The patient also developed kidney inflammation due to bacterial infection. Nevertheless, she responded to appropriate antibiotics. At 33 weeks, she developed an inflammation of the fetal membranes due to a bacterial infection and labor was induced. She received epidural anesthesia and spontaneously delivered a male infant with the Apgar scores for physical condition of 8 out of 10. Her central line was discontinued 1 day after she gave birth because of suspected site infection. The patient responded to a broad-spectrum of antibiotics and the PEG tube was successfully placed 5 days after she gave birth and enteral feeds resumed. She was discharged after 12 days after she gave birth. The infant was discharged in good health at 1 month of age.


This patient highlights several issues important to pregnant women with impaired mental, autonomic and physical ability such as symptomatic HD patients. While involuntary movements are manageable, the patient’s difficulty in swallowing indicated terminal disease and significant risk for aspiration syndrome and death. Hence, counseling regarding pregnancy termination early in the pregnancy is reasonable. Although prenatal diagnosis is available, it is highly controversial, as termination of pregnancy is rare due to the late, adult-onset of the disease.

Although not applicable to the case study patient, preconception counseling, preimplantation genetic diagnosis could have reduced the risk of a HD affected offspring.

The challenges experienced with gastric tube placement in the patient made enteral feeding tube the only feasible option during pregnancy. Increased abdominal pressure, gastric deformation in pregnancy, sphincter and muscular dysfunction associated with HD, likely contributed to the risk for aspiration and the failed tube placement attempts.

Another challenge was the patient’s inability to communicate effectively, especially regarding painful contractions. Family support was also vital as they received education on examining contractions and assisted with nutrition, mobilization, and activities of daily living and decubitus ulcer prevention. Social work, nutrition and physical therapy services helped optimize this patient’s care.

Although there is no direct link between diabetes insipidus and HD, reports of reduced levels of hypothalamic neuropeptides in animal models of HD suggest an association.
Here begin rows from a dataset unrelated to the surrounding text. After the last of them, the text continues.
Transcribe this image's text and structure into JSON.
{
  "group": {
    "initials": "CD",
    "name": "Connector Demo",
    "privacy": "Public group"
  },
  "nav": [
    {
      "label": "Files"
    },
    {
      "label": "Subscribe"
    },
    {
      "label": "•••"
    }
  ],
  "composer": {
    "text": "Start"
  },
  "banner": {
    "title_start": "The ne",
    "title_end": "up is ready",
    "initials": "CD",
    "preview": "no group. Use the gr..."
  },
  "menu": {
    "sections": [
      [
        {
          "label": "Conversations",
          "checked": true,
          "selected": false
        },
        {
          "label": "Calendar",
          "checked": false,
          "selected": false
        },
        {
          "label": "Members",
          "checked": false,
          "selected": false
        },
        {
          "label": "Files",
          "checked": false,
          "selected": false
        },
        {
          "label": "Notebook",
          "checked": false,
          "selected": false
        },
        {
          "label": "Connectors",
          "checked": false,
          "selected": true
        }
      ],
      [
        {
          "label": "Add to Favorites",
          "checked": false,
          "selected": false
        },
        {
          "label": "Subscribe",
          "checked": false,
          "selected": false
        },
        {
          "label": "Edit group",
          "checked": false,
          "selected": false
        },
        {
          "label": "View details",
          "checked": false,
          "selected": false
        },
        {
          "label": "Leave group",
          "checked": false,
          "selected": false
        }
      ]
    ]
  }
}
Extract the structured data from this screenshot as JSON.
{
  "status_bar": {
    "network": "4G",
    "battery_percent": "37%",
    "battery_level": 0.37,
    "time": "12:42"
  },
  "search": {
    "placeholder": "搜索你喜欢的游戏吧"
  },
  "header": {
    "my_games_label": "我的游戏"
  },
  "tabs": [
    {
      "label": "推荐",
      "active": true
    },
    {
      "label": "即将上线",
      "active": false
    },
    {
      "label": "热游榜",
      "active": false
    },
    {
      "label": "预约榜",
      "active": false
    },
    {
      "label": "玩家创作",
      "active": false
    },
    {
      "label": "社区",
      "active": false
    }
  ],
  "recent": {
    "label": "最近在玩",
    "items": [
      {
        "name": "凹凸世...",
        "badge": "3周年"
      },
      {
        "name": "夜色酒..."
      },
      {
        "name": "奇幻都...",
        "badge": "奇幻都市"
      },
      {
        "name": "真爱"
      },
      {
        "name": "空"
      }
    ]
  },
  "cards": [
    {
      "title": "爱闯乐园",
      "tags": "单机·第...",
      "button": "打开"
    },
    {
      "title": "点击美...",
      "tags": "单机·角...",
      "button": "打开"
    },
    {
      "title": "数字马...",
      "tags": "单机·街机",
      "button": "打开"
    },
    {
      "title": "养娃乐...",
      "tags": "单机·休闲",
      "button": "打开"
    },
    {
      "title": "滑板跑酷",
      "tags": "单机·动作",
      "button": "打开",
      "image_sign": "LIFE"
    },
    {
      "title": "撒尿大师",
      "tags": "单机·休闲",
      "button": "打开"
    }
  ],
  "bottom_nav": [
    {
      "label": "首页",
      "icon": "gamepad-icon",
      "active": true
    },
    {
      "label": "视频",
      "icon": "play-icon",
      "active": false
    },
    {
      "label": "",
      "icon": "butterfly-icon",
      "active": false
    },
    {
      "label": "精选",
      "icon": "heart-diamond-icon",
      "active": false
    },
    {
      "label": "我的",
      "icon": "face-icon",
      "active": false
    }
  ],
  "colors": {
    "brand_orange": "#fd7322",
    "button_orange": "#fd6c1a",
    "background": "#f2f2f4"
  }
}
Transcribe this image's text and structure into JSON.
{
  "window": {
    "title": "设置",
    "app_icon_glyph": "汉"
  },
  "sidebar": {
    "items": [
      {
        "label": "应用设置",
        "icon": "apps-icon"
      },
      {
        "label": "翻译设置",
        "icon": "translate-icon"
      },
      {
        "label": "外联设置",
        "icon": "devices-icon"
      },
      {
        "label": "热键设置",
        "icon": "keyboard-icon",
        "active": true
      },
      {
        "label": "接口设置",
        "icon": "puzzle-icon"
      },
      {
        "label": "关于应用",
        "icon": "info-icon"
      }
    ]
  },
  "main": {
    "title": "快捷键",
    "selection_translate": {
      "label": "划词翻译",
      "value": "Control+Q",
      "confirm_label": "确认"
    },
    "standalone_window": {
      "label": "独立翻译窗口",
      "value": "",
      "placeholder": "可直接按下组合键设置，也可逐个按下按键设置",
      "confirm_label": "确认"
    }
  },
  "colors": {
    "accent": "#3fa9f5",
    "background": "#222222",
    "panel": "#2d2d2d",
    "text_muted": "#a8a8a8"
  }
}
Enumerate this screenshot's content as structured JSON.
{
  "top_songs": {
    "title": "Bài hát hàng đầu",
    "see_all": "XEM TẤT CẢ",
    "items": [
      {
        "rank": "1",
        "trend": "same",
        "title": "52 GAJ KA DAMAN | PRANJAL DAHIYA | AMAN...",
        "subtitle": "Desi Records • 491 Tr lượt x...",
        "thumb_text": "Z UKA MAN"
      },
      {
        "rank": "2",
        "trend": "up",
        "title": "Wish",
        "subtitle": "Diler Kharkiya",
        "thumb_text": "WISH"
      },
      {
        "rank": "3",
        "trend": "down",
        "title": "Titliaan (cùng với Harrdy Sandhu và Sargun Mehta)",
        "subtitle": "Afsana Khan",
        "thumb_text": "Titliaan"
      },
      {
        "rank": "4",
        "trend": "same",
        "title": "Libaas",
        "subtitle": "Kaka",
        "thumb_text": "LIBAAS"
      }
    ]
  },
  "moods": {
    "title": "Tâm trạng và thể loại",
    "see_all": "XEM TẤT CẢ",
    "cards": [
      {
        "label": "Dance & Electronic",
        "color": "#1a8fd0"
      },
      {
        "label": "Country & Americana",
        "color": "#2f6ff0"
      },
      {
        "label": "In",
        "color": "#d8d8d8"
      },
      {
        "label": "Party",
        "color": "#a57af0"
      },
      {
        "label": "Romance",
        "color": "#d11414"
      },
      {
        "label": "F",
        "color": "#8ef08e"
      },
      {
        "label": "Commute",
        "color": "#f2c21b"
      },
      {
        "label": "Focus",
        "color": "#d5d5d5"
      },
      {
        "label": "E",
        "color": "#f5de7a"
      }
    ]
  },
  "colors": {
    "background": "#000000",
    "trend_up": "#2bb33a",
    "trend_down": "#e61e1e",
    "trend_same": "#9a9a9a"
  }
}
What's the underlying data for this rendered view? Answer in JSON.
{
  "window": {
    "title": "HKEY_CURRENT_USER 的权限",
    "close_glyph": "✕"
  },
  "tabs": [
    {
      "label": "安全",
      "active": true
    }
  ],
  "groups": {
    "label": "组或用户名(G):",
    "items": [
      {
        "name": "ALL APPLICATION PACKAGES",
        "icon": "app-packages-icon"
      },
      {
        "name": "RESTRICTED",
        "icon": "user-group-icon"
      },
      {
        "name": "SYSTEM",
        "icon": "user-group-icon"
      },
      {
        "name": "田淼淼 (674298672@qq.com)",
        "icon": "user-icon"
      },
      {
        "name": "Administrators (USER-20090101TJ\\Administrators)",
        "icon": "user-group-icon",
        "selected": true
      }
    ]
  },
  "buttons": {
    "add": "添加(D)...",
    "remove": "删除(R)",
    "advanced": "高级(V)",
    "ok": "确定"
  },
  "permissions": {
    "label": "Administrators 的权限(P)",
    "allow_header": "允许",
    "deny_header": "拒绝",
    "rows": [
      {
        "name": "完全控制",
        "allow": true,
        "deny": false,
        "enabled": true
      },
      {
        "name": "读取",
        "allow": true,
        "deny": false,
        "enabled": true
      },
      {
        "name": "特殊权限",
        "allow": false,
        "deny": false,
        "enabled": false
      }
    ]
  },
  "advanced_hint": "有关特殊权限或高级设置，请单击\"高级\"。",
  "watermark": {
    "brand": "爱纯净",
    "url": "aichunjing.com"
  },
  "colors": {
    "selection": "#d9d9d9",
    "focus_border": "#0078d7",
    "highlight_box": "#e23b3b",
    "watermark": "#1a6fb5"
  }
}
The episode of kidney inflammation may be related to the combination of pregnancy, restricted activity and muscular dysfunction of HD, which posed a higher risk for bacteria infection.

The successful result of the case study patient’s pregnancy was possible due to a multidisciplinary effort and strong family support.


Hoskins, K. E., A. T N Tita, J. R. Biggio, and P. S. Ramsey. “Pregnancy and Active Huntington Disease: A Rare Combination.” Journal of Perinatology 28.2 (2008): 156-57. Web.

Kotliarova, Svetlana, Nihar R. Jana, Naoaki Sakamoto, Masaru Kurosawa, Haruko Miyazaki, Munenori Nekooki, Hiroshi Doi, Yoko Machida, Hon Kit Wong, Taishi Suzuki, Chiharu Uchikawa, Yuri Kotliarov, Kazuyo Uchida, Yoshiro Nagao, Utako Nagaoka, Akira Tamaoka, Kiyomitsu Oyanagi, Fumitaka Oyama, and Nobuyuki Nukina. “Decreased Expression of Hypothalamic Neuropeptides in Huntington Disease Transgenic Mice with Expanded Polyglutamine-EGFP Fluorescent Aggregates.” Journal of Neurochemistry 93.3 (2005): 641-53. Web.